Lima tahun terakhir, luas hutan eukaliptus PT toba Pulp Lestari melebihi luas lahan konsesi yang ada di Kabupaten Tapanuli Selatan. Hutan eukaliptus itu muncul di Kecamatan Angkola Selatan, Kecamatan Angkola timur, Kecamatan Sipirok, Kecamatan Arse, dan Kecamatan Saipar Dolok Hole.
Lahan-lahan kebun eukaliptus itu tidak termasuk lahan konsesi PT Toba Pulp Lestari, melainkan lahan bekas kawasan hutan yang diberikan perusahaan maupun individu pelaku PHAT (pemegang hak atas tanah). Para pemegang PHAT, yang hanya berhak atas kayu di atas lahan yang izinnya dikantongi, menjalin kontrak kerja dengan PT Toba Pulp Lestari untuk memanfaatkan lahan sebagai kawasan budidaya eukaliptus.

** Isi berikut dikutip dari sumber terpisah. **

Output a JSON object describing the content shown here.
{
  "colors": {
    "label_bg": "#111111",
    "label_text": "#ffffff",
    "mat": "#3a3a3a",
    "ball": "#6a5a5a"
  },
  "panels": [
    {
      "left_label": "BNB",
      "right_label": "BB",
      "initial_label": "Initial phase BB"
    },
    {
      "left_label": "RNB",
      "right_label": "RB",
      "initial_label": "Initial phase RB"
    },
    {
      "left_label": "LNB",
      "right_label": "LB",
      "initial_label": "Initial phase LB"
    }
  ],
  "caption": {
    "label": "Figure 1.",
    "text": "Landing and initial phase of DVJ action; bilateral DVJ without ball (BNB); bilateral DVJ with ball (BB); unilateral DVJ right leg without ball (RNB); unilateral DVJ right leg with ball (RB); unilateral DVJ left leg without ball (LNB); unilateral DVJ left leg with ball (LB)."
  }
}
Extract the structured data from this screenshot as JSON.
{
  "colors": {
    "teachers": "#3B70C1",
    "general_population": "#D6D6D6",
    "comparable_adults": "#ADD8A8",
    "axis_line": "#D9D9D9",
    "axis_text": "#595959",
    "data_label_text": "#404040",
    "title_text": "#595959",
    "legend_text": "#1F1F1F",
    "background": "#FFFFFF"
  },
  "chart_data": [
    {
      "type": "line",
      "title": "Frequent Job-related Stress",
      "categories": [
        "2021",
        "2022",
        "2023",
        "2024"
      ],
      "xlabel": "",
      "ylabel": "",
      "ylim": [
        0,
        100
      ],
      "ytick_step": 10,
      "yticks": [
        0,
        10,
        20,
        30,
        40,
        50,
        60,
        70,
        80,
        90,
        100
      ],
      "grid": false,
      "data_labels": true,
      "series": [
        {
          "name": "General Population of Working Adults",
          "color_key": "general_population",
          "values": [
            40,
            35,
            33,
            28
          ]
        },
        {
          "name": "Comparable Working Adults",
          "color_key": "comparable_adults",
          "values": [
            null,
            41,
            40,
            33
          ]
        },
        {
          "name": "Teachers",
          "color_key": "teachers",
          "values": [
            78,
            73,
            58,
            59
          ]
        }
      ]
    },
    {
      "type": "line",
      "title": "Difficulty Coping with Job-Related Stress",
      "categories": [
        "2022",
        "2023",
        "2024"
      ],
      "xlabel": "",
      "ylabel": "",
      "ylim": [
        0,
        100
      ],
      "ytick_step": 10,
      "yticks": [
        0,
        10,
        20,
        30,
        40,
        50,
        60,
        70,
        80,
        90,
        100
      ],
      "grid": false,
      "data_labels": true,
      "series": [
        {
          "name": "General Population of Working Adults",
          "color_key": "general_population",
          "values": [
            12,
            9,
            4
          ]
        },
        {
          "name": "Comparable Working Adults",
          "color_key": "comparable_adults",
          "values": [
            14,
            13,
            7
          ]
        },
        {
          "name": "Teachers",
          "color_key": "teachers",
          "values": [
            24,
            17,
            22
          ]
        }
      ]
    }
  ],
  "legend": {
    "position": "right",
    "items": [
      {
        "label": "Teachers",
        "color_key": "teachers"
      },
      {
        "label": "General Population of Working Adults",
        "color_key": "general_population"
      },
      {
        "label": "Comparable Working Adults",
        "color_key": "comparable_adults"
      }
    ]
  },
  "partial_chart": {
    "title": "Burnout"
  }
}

Feri Saputra Siregar, PHAT yang menguasai 20 hektare lahan di Desa Marsada, Kecamatan Sipirok, memutuskan memberikan lahan tersebut kepada PT Toba Pulp Lestari untuk ditanami eukaliptus. Meskipun pemegang PHAT tidak punya wewenang atas lahan yang kayunya sudah diambil, namun pemegang PHAT beralasan melakukan reboisasi dengan cara menanami eukaliptus.
Selain bekas lahan PHAT Feri Saputra Siregar, ratusan lahan yang dikelola sejumlah PHAT juga diberikan kepada PT Toba Pulp Lestari untuk ditanami eukaliptus. Misalnya, PHAT Jhon Ary Manalu yang lahannya ada di Desa Padang Mandailing, Kecamatan Saipar Dolok Hole.
Sebanyak 14 hekatre bekas lahan PHAT Asmadi Ritonga di Desa Padang Mandailing Garugur, Kecamatan Saipar Dolok Hole, kini berubah menjadi hutan eukaliptus. PHAT David H. Panggabean yang mengelola 19,8 hektare kawasan hutan di Desa Somba Debata Purba, Kecamatan Saipar Dolok Hole, sudah diubah menjadi kebun eukaliptus yang dimiliki PT Toba Pulp Lestari.
PT Toba Pulp Lestari bekerja sama dengan PHAT maupun perusahaan kehutanan untuk mengubah kawasan hutan yang ada di Kabupaten Tapanuli Selatan menjadi kebun eukaliptus.